Il n’y a pas de plan tout armé. Il n’y a que des exercices de méthode, et de conséquence. D’abord poser ce que nous tenons pour nos orientations fondamentales ou nos urgences catégoriques. Ensuite, enchaîner logiquement nos idées à partir de là, c’est-à-dire en tentant autant que possible de les tenir à la hauteur de ce que nous avons posé.

Or nous disposons d’un point de départ très assuré : le capitalisme détruit les hommes, et il détruit la planète (et par-là re-détruit les hommes, mais d’une autre manière).
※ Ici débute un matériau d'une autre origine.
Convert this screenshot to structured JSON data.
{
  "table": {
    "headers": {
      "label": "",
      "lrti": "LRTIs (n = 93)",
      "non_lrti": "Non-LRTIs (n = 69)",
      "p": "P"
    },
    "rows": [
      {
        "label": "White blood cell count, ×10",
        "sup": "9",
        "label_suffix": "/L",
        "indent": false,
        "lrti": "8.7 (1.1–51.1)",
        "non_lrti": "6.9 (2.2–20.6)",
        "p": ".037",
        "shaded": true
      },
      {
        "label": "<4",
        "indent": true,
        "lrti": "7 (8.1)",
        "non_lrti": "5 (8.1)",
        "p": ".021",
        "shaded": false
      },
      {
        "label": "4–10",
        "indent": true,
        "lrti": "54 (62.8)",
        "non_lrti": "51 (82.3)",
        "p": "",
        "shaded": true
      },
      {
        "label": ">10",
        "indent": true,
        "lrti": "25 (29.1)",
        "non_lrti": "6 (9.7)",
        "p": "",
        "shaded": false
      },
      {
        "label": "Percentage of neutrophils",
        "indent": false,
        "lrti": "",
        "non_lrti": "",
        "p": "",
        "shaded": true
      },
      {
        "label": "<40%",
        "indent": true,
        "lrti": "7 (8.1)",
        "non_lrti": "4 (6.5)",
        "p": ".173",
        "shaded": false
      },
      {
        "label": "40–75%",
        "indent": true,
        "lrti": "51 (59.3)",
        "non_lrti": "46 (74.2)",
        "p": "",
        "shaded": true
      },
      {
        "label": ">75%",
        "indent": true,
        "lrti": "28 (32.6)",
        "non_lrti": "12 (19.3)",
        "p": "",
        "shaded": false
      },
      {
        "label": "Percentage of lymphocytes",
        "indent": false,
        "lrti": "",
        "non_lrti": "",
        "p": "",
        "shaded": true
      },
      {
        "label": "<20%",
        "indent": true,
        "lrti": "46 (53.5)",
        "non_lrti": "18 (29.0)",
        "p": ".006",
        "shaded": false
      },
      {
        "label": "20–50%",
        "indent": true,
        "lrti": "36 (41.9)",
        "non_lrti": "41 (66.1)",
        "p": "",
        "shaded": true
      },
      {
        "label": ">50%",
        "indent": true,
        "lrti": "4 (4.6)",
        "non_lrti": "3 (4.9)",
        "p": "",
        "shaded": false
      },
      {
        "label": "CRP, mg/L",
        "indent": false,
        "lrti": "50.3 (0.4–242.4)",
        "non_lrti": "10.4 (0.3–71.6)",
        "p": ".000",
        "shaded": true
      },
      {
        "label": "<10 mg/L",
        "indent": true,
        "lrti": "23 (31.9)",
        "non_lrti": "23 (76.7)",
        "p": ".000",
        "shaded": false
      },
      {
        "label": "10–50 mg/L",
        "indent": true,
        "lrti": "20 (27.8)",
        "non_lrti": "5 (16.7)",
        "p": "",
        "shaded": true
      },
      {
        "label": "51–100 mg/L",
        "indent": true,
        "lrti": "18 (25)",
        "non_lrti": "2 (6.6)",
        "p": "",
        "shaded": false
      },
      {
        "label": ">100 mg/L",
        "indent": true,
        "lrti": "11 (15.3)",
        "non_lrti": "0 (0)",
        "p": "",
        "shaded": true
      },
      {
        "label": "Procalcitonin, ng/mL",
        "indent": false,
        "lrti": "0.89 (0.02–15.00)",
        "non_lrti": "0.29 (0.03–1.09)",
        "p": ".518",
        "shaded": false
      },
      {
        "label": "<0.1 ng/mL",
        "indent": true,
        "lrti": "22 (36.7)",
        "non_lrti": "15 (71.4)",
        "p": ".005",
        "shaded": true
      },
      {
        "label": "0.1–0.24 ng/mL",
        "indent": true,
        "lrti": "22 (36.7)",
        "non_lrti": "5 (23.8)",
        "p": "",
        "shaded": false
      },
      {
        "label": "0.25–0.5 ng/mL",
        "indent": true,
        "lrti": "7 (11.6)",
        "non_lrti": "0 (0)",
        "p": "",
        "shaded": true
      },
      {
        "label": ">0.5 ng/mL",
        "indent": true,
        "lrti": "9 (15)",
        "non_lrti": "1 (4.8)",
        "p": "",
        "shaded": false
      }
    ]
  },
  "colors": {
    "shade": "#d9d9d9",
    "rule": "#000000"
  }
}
Nous en tirons immédiatement les impératifs directeurs d’une autre organisation sociale :
-  1) dans le processus nécessairement collectif de la reproduction matérielle, les individus sont convoqués en égaux : ils n’ont pas à être soumis à des rapports de subordination hiérarchique qui les maltraitent ;
- 2) une organisation sociale digne de ce nom se donne pour devoir de relever chacun de l’inquiétude de subsistance et de lui garantir, dans des conditions collectivement déterminées, la plus grande tranquillité matérielle sur toute la vie ;
- 3) la production globale, si elle est nécessaire, est décrétée a priori ennemie de la nature, donc subordonnée, dans cette mesure, à de rigoureux compromis, ce qu’on exprimera autrement en disant que l’activité économique doit tendre à sa propre minimisation relative.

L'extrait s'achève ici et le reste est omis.